Çekici şeytan kızlar ve ciciler... Hani eğer kız ciciyse vicdan azabı ve sorumluluğun iki hatta üç kat artacağına dair bir sıkıntı kapıda demektir...

Çekiciyse zaten herkes için çekicidir; sorumluluk "herkes" tarafından paylaşılarak azaltılabilir ve sonunda yok edilir... Geride kalan, çekiciliğin icabı neyse odur.

"Cicilik" hani dokunursan solar ya da kırılır gibi bir durumla ya da sanki sadece tekdüze bir seyretme seçeneğiyle karşı karşıya bıraktığı için insanı, cici kızlar bir süre sonra sıkıcı olabilirler, her ne kadar zihinler için kalıcı bir durumları varsa da... Çekici kızlarsa ışık hızıyla ve yakarak geçip giderler... Öyle denir değil mi; cici kızlar cennete, kötü kızlar her yere...

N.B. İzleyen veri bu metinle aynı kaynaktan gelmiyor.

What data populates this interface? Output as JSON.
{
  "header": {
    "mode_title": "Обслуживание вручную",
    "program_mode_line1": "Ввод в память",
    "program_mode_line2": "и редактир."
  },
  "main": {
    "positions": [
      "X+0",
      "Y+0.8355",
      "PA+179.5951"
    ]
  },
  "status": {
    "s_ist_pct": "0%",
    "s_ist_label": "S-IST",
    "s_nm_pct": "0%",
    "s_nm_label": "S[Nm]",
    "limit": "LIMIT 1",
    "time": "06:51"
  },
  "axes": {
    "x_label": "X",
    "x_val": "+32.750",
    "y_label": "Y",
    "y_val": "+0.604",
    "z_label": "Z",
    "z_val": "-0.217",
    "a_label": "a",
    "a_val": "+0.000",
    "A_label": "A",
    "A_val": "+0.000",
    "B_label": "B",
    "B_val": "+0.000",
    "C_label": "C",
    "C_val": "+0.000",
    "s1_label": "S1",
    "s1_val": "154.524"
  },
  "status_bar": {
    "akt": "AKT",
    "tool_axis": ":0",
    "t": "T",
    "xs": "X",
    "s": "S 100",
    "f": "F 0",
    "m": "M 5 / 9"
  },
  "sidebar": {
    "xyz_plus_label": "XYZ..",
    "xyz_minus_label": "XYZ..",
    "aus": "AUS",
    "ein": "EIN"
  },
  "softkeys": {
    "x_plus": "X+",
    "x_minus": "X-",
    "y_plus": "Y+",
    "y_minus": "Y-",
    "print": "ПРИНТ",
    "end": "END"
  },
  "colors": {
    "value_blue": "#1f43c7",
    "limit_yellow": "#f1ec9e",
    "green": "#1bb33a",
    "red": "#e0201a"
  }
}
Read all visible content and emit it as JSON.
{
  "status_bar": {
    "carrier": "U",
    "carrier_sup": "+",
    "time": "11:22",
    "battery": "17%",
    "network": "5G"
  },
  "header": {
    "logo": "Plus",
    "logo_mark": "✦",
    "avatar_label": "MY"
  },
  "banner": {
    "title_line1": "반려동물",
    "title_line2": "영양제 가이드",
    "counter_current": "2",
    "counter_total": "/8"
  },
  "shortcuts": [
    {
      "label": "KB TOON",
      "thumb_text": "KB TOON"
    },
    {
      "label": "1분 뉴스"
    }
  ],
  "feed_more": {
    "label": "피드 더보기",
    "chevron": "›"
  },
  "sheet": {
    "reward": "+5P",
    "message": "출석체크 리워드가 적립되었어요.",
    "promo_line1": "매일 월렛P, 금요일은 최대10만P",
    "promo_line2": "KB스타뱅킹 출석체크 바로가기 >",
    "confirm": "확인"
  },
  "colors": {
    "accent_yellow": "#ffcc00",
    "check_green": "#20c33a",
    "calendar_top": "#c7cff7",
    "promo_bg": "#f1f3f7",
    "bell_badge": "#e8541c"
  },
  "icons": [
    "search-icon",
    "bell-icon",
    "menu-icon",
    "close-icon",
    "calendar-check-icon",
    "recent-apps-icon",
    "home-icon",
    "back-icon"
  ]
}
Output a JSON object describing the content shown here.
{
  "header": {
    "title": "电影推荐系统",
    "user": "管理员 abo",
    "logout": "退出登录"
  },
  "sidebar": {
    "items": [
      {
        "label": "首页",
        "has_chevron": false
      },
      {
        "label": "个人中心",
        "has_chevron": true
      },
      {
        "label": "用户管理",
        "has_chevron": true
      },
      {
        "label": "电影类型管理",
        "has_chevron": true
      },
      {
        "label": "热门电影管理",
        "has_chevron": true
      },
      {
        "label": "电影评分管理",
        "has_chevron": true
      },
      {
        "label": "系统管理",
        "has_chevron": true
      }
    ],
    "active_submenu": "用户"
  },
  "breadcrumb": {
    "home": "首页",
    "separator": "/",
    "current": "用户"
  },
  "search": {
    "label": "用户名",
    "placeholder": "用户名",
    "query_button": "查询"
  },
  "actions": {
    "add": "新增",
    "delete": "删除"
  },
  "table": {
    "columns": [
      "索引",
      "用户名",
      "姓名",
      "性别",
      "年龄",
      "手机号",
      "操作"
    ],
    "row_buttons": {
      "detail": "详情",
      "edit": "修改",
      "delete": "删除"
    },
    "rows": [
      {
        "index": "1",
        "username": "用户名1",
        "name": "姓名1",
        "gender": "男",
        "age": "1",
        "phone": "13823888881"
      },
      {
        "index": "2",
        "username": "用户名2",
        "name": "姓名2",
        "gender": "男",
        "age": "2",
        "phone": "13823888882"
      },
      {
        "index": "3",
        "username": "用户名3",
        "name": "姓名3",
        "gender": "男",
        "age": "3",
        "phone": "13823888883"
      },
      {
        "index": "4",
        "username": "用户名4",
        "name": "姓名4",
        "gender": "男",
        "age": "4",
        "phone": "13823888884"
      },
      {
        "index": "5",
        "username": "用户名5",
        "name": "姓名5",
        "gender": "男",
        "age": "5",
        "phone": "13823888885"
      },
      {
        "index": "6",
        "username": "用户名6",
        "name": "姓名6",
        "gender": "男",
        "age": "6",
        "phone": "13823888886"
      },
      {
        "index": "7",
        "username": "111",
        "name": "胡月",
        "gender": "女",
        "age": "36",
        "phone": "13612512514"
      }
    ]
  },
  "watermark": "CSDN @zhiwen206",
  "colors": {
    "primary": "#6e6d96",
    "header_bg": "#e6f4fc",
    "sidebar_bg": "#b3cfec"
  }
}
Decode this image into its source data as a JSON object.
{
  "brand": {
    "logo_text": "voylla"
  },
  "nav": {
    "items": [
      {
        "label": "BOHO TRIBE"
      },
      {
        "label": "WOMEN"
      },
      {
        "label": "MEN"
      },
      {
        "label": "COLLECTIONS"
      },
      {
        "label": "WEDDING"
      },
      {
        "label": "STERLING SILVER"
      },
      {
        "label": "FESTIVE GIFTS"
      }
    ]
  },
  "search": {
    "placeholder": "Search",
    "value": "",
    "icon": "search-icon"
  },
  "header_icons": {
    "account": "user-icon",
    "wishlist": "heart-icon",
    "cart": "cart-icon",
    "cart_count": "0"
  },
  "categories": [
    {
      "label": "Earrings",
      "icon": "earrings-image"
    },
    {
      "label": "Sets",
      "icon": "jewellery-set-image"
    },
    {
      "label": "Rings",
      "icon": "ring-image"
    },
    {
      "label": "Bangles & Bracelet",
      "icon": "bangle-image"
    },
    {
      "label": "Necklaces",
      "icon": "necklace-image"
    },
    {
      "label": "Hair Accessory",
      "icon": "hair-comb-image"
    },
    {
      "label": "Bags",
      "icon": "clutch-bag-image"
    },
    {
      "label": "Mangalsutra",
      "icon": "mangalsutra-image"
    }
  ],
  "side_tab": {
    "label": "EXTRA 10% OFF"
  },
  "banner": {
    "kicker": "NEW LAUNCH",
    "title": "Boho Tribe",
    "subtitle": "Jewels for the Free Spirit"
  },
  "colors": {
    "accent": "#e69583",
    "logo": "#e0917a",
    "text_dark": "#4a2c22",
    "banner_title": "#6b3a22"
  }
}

Murat'la Kissinger'ın telefonlarına biraz daha gülüşüp tekrar notlarımın başına döndüm; Babıali'de Topuk Tıkırtıları 50 yıl boyunca adını, cinsiyetini ve özel yaşamını asla parlatma ihtiyacı duymayan, hatta belki de bunları ayıp sayan gerçek bir basın kadınının ve işçisinin "hayatını" anlatmakta; bugün yaptığımız röportajlarda, röportaj yaptığımız kişiden daha çekici göründüğümüz fotoğraflar çektirebiliyor; röportajlara, haberlere fiyakalı imzalar atıyor, gazetelerde biz kadınlar daha da çoğalıyoruz ya, işte bize bu yolları açan kadın gazetecilerden birinin hayatını...

Ve o hayatın içinde sanki bugün bizim kullandığımız yeni iletişim biçimi sessizce ve dudak ısırılarak ayıplanıyor gibi; sadece gazetecilik ve yazıya dair anılar var. Kitabın sonunda; "gazete artık ürün, okurlar da müşteri" sayılıyor diyor Azize Bergin...

Kitabın bittiği, Murat'ın Kissinger'ın çekici sevgilisi için "umarım cici değildir" dileğini kaleme aldığı o günün akşamında sevgili Nebil Özgentürk'ün 5. kitabının ve aynı zamanda beş kitabının bir arada Alfa Yayınları'ndan doğuşunu kutladığımız bir yemek vardı. Nebil, kıymet verdiği dostlarını mümkün olduğunca bir araya getirmeye çalışmıştı.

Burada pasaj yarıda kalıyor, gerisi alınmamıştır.